Image by Jeffrey F Lin

"Touch" Cue

The "Touch" cue can be used to move your dog around without physically manipulating them. When we move our dogs for them, they are passive and don't need to think. It is better to teach them to follow cues and do it themselves.


  1. Hold your fist against your chest.

  2. Say the cue "Touch" and sweep your hand down in front of your dog's face - no more than 3" away from them.

  3. The movement of your hand should draw your dog to it.

  4. When their nose touches the palm of your hand, say "Yes!"

  5. Get a treat from your bag and give it to them.

Success Criteria

Your dog touches the palm of your hand 5 times.


  1. Repeat Level 1, gradually increasing the distance away from your dog that you sweep your hand.

Success Criteria

Your dog will reliably touch the palm of your hand wherever you present it.


  1. Begin using the Touch cue to move your dog onto or off of objects (rug, dog bed, couch, scales, doorways, etc.).

Success Criteria

Congratulations!

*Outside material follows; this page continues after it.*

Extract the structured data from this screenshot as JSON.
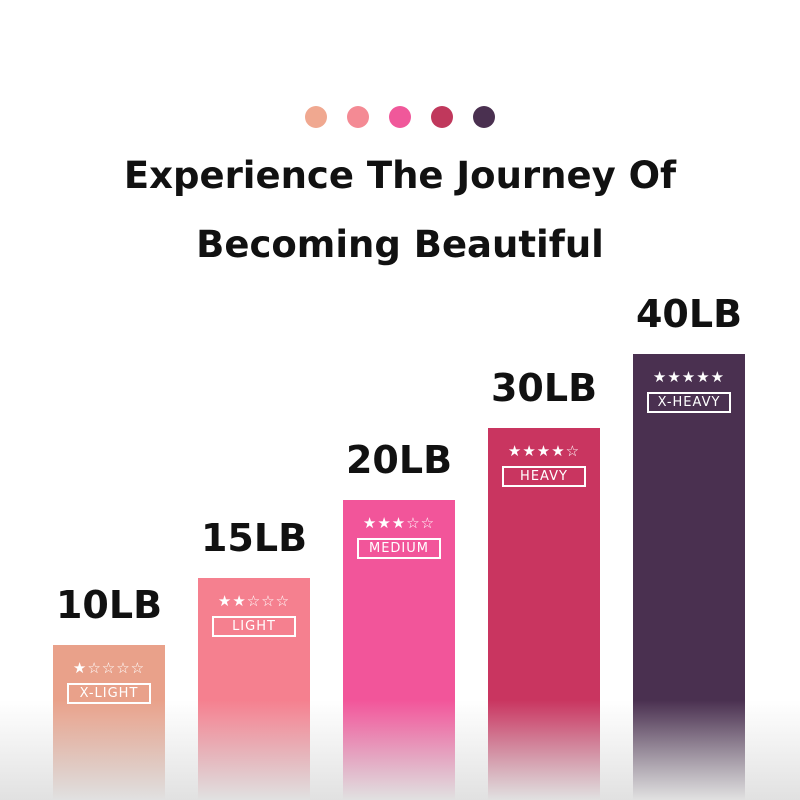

You now have an easy way to move your dog without physically moving them.

Touch is a useful cue for getting your dog to move where you need them to move without physically moving them. It is good for your dog to be used to being physically moved. Most of the time, though, it is better for them to do it themselves. When we get into the habit of physically moving our dog around, either by picking them up or pushing/pulling, the dog does not learn to pay attention and move themselves when you ask them to. We do all the work for them. Being moved by someone else requires no thought, no effort. Your dog can be totally oblivious to you while you move them around. We see this a lot with dogs who are "put" into a Sit position by pressing on their hips. The dog is focused on anything BUT their handler and not following a cue to Sit. The handler is doing all the work.


It is also good for building confidence in insecure dogs. If a dog does something themselves, they feel better about it than if it is forced on them. Some dogs are nervous about the scales at the vet clinic. If they step onto it on their own power, they will be much less nervous about it than if they are picked up and sat on it or pushed/pulled onto it. 

Touch can also be used in place of "Come". It's an exercise many dogs really enjoy doing. If they are enthusiastic about Touch but not Come, then it can be used to get your dog back should they get loose. I like to use it to get my dog to me in close quarters instead of Come, and save my Come cue for when they can get a good running start.